International Journal of Molecular Sciences ◽

10.3390/ijms21113850 ◽

2020 ◽

Vol 21 (11) ◽

pp. 3850 ◽

Cited By ~ 3

Author(s):

Elizabeth Santana dos Santos ◽

François Lallemand ◽

Ambre Petitalot ◽

Sandrine M. Caputo ◽

Etienne Rouleau

Keyword(s):

Dna Repair ◽

Breast Cancers ◽

Ovarian Carcinomas ◽

Ovarian Cancers ◽

Hormonal Cycle ◽

Repair Deficiency ◽

Cancer Initiation ◽

Dna Repair Deficiency ◽

Tumor Level ◽

New Biomarkers

Ovarian and breast cancers are currently defined by the main pathways involved in the tumorigenesis. The majority are carcinomas, originating from epithelial cells that are in constant division and subjected to cyclical variations of the estrogen stimulus during the female hormonal cycle, therefore being vulnerable to DNA damage.
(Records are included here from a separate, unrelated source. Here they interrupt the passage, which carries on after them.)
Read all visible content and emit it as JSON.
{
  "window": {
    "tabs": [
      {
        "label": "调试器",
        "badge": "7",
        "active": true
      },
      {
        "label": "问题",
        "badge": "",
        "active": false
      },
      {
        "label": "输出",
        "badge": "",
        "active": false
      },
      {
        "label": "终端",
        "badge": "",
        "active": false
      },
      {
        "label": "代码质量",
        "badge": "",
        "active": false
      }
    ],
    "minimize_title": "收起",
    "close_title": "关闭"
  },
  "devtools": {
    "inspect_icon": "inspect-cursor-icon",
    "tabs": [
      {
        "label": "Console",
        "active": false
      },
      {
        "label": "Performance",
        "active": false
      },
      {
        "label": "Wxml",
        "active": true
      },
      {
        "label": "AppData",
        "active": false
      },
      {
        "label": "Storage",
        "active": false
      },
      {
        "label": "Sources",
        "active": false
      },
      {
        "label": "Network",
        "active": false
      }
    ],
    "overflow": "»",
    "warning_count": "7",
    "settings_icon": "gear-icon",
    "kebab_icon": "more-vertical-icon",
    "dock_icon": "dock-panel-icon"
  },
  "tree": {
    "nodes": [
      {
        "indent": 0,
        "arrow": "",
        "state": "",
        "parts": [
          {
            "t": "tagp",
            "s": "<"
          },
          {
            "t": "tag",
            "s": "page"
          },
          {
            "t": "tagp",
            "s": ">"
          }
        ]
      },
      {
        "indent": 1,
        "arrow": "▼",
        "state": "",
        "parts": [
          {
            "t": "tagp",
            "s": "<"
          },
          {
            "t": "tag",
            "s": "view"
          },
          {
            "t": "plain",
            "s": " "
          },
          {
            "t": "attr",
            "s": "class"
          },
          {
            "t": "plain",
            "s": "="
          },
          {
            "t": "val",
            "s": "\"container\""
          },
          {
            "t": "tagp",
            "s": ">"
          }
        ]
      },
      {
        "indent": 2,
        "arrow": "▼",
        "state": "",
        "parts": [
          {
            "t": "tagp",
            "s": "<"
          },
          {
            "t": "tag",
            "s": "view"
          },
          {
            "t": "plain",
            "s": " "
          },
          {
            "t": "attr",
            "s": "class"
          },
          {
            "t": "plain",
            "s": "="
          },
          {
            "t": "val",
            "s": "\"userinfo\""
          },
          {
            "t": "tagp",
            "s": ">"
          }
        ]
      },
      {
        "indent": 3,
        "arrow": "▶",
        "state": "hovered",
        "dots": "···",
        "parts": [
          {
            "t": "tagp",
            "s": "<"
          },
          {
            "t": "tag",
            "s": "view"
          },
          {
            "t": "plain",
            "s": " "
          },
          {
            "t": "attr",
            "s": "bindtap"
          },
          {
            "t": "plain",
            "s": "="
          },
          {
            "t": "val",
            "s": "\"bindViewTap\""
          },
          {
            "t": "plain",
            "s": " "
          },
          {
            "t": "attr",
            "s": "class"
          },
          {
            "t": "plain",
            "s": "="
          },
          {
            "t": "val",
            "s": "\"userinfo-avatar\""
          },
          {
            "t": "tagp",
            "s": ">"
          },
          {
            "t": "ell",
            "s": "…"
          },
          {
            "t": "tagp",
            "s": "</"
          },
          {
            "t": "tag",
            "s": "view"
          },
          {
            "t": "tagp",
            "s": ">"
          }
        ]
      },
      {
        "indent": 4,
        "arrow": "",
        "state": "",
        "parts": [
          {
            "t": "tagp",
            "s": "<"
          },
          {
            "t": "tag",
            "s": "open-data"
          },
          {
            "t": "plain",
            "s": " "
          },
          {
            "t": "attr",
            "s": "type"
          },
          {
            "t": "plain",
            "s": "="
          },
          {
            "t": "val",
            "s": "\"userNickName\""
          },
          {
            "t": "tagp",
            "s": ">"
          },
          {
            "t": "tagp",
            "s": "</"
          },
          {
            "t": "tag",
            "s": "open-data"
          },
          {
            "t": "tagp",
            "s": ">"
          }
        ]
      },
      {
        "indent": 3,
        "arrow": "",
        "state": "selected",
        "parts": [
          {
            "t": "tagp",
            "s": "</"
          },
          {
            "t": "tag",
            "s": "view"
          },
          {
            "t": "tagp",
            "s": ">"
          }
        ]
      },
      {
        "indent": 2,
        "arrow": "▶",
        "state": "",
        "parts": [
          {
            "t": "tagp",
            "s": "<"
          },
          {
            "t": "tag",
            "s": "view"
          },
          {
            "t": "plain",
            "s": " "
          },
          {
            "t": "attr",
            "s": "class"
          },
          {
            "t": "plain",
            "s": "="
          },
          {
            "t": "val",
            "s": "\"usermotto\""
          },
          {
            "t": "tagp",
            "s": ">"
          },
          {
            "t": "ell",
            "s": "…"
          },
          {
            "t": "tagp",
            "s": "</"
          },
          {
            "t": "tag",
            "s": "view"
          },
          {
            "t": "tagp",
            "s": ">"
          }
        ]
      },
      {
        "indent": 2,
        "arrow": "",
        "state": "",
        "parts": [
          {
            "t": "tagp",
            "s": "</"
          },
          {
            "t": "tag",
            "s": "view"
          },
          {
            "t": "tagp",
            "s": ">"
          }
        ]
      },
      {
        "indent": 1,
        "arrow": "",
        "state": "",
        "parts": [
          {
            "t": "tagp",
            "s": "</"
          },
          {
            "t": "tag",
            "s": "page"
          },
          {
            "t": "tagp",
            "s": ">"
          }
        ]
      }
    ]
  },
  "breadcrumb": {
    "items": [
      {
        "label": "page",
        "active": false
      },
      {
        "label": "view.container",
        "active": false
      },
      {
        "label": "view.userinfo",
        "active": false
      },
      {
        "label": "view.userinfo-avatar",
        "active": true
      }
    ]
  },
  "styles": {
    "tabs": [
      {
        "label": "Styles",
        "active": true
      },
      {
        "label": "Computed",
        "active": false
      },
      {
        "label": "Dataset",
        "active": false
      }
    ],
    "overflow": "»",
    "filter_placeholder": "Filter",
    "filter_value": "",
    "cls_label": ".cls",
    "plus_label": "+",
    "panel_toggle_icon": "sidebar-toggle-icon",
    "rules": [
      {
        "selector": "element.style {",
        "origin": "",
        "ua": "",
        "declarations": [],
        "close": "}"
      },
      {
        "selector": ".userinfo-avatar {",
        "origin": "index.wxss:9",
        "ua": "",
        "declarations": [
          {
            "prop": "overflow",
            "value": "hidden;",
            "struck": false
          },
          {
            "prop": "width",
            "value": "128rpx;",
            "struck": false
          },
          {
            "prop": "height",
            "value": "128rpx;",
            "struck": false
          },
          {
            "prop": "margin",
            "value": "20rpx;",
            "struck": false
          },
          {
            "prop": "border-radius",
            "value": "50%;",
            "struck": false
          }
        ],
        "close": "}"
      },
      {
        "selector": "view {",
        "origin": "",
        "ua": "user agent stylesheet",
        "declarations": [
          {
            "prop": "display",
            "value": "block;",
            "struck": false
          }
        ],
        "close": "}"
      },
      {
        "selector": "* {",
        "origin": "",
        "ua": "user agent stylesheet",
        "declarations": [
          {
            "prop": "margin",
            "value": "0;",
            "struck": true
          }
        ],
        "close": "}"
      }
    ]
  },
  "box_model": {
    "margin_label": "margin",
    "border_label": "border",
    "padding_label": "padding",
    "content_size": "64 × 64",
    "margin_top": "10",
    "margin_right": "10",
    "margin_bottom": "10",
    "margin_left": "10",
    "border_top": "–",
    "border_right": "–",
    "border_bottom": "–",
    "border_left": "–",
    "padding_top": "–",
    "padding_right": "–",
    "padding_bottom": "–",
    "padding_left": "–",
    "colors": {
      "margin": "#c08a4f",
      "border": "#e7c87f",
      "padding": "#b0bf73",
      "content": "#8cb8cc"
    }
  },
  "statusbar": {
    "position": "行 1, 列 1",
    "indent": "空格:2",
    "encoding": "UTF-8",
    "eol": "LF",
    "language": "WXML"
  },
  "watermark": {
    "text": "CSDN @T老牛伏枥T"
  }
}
A portion of breast and ovarian carcinomas arises in the context of DNA repair defects, in which genetic instability is the backdrop for cancer initiation and progression. For these tumors, DNA repair deficiency is now increasingly recognized as a target for therapeutics. In hereditary breast/ovarian cancers (HBOC), tumors with BRCA1/2 mutations present an impairment of DNA repair by homologous recombination (HR). For many years, BRCA1/2 mutations were only screened on germline DNA, but now they are also searched at the tumor level to personalize treatment. The reason of the inactivation of this pathway remains uncertain for most cases, even in the presence of a HR-deficient signature. Evidence indicates that identifying the mechanism of HR inactivation should improve both genetic counseling and therapeutic response, since they can be useful as new biomarkers of response.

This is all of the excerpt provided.